Изменить размер шрифта - +
И вот решил: „Подарю ей что-нибудь". Целыми часами думал, что бы такое купить. Чего только я не перебрал: от тетрадей и мелков до конфет и даже канарейки. На другой день, когда я вышел из школы, я еще не надумал. И тогда я вспомнил, что как-то она просила у булочника комикс почитать. Я пошел к газетному киоску и купил три комикса: два приключенческих и один про любовь. В трамвае я ехал очень Довольный, и мне всякое лезло в голову. Я подождал ее, как всегда, у магазина на Альфонсо Угарте, и когда она вышла, я тут же подошел. Мы поздоровались за руку, и я завел разговор про ее школу. Я держал комиксы под мышкой. Она давно уже косилась на них и, когда пересекали площадь Бологнеси, сказала: "У тебя есть комиксы? Вот здорово. Ты потом дашь мне, когда прочтешь?" Я сказал: „Я купил их для тебя". И она сказала: „Серьезно?" – „Конечно, – говорю. – На, возьми". – „Спасибо большое". И стала перелистывать их на ходу. Я заметил, что она дольше всего смотрела тот, что про любовь. Я подумал: „Надо было купить три таких, видно, ее приключения мало интересуют". А на проспекте Арика она сказал: „Когда прочту, дам тебе". Я ответил: „Ладно". Мы замолчали. Вдруг она сказала: „Ты очень добрый". Я засмеялся и ответил: „Ну что ты!"»

 

 

«Все изменились, может, я тоже изменился, только за собой не замечаю. Ягуар, тот страшно изменился. Ходит злой как черт, слова ему не скажи, подойдешь спросить о чем-нибудь – папироску попросишь или что, – он только огрызается.

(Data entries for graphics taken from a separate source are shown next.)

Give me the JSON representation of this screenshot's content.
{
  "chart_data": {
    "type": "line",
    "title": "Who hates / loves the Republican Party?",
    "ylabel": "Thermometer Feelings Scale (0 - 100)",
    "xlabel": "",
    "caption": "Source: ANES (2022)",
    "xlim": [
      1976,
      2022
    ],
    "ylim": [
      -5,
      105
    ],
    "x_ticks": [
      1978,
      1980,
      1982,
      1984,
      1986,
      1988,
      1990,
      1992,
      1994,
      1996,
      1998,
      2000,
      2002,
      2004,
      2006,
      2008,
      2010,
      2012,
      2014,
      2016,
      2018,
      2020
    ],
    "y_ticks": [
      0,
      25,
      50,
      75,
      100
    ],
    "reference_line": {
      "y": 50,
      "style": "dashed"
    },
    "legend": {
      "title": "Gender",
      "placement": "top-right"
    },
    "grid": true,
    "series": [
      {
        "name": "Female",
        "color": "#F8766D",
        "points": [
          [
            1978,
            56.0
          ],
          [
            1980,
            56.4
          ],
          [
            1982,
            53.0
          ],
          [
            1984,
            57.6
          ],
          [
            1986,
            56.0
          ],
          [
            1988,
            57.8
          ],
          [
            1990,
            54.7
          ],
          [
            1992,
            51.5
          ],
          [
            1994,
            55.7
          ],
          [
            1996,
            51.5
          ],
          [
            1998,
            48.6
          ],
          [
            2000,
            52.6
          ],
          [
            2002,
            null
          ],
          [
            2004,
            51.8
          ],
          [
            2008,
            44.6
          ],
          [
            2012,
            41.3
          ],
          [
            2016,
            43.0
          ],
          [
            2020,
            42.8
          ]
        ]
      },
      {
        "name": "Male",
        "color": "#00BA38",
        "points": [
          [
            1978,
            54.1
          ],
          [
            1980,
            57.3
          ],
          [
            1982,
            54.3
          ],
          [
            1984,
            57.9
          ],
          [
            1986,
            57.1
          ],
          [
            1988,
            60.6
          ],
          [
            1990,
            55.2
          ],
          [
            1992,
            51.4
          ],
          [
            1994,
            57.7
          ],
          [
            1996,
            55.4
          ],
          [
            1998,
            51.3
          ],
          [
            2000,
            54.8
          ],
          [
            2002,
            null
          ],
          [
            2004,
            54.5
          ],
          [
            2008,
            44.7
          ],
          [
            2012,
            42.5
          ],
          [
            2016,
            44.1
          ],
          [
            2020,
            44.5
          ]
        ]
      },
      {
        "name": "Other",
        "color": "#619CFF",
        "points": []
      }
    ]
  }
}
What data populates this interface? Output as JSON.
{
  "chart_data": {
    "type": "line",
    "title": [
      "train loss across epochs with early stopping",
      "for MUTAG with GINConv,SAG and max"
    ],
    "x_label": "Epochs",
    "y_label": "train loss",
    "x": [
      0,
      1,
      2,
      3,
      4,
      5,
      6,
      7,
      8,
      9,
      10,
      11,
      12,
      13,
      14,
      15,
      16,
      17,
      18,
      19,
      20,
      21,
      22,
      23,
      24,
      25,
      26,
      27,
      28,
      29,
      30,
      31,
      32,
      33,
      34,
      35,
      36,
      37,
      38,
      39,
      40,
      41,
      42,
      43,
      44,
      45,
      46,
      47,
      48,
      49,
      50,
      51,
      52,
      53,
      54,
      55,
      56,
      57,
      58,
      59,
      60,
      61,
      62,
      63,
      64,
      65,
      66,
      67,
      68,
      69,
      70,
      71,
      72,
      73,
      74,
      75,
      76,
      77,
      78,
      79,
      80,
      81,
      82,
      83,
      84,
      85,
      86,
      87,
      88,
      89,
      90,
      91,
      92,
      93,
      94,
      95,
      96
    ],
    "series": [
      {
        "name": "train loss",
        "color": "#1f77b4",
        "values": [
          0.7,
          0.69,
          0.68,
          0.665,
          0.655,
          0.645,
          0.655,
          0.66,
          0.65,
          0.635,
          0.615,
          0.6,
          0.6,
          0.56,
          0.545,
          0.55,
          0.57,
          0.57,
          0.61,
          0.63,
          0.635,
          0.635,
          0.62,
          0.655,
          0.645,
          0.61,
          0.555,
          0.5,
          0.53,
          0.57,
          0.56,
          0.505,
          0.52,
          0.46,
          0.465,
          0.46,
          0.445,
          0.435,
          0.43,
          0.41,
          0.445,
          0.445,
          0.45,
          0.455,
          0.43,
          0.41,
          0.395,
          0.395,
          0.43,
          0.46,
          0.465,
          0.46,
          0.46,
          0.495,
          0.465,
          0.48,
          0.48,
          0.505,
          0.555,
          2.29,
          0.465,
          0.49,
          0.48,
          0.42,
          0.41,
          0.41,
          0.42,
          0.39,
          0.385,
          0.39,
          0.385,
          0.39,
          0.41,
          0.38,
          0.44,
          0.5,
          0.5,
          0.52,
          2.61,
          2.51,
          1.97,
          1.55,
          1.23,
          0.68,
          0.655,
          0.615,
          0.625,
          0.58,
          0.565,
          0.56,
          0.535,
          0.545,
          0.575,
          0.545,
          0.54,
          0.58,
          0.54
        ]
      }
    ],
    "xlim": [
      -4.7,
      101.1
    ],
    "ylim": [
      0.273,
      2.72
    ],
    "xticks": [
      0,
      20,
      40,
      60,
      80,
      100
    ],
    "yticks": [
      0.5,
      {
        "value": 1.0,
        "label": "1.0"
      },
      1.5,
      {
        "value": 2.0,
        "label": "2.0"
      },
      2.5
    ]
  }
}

Ничего слышать не хочет, чуть что – усмехнется злобно, как перед дракой, еле-еле его успокоишь: „Ягуар, да что ты, да ты не злись, да я же ничего, да что ты в бутылку лезешь?" А только объясняй не объясняй, у него руки все равно чешутся, за эти дни уже нескольким перепало. Он такой не только с ребятами, а и со мной, и с Кудрявым, удивляюсь, как он может так с нами – ведь мы же члены Кружка. А вообще-то я знаю, почему так изменился Ягуар – это он из-за Кавы, понять его можно. Пускай притворяется, будто ему на все наплевать, а видно: как Каву выгнали, совсем другой стал. Никогда не замечал, чтоб он так бесился, – все лицо дергается, матерится страшно, грозится: всех сожгу, перебью, подожгу ночью офицерский корпус, полковнику брюхо распорю, кишки на шею намотаю. Кажется, уже год прошел, как мы трое собрались в последний раз. Тогда Каву заперли в карцер, и мы все доискивались, кто настучал. Несправедливо выходит, Кава там с козами – тошно ему небось, дальше некуда, а стукач в полном порядке, знай почесывает себе брюхо. Да, думаю, нелегко будет его найти. Наверное, офицеры его подкупили, денег дали. Ягуар говорил: „Два часа сроку, и все узнаю. Да что там, за час найду, только нюхну – сразу унюхаю шкуру". Куда там, это дикаря можно нюхом учуять или так высмотреть, а настоящие сволочи умеют притворяться. Его, наверное, это и бесит, только вот с нами надо было ему по-другому – мы-то ведь всегда с ним заодно. Не пойму, почему он ото всех отошел. Ты к нему, а он уже бесится, вот-вот прыгнет на тебя и укусит; точное ему дали прозвище, лучше и не придумаешь. Не подойду больше, а то еще подумает, будто я навязываюсь, а мне просто хотелось поговорить с ним по-приятельски. Вчера мы чудом не сцепились, не знаю, как я удержался, надо было его одернуть, поставить на место – я-то его не боюсь. Когда капитан собрал нас в актовом зале и начал говорить про Холуя, что, мол, в армии приходится дорого расплачиваться за ошибки, зарубите себе на носу: это вооруженные силы, а не зоопарк, случись это во время войны, за безответственное поведение его бы сочли предателем родины. А, черт, у всякого терпение лопнет, когда слушаешь, как мертвеца ругают. Тебе бы самому, Пиранья, мерзавец, пулю в череп. И не один я обозлился, а все, по лицам было видно.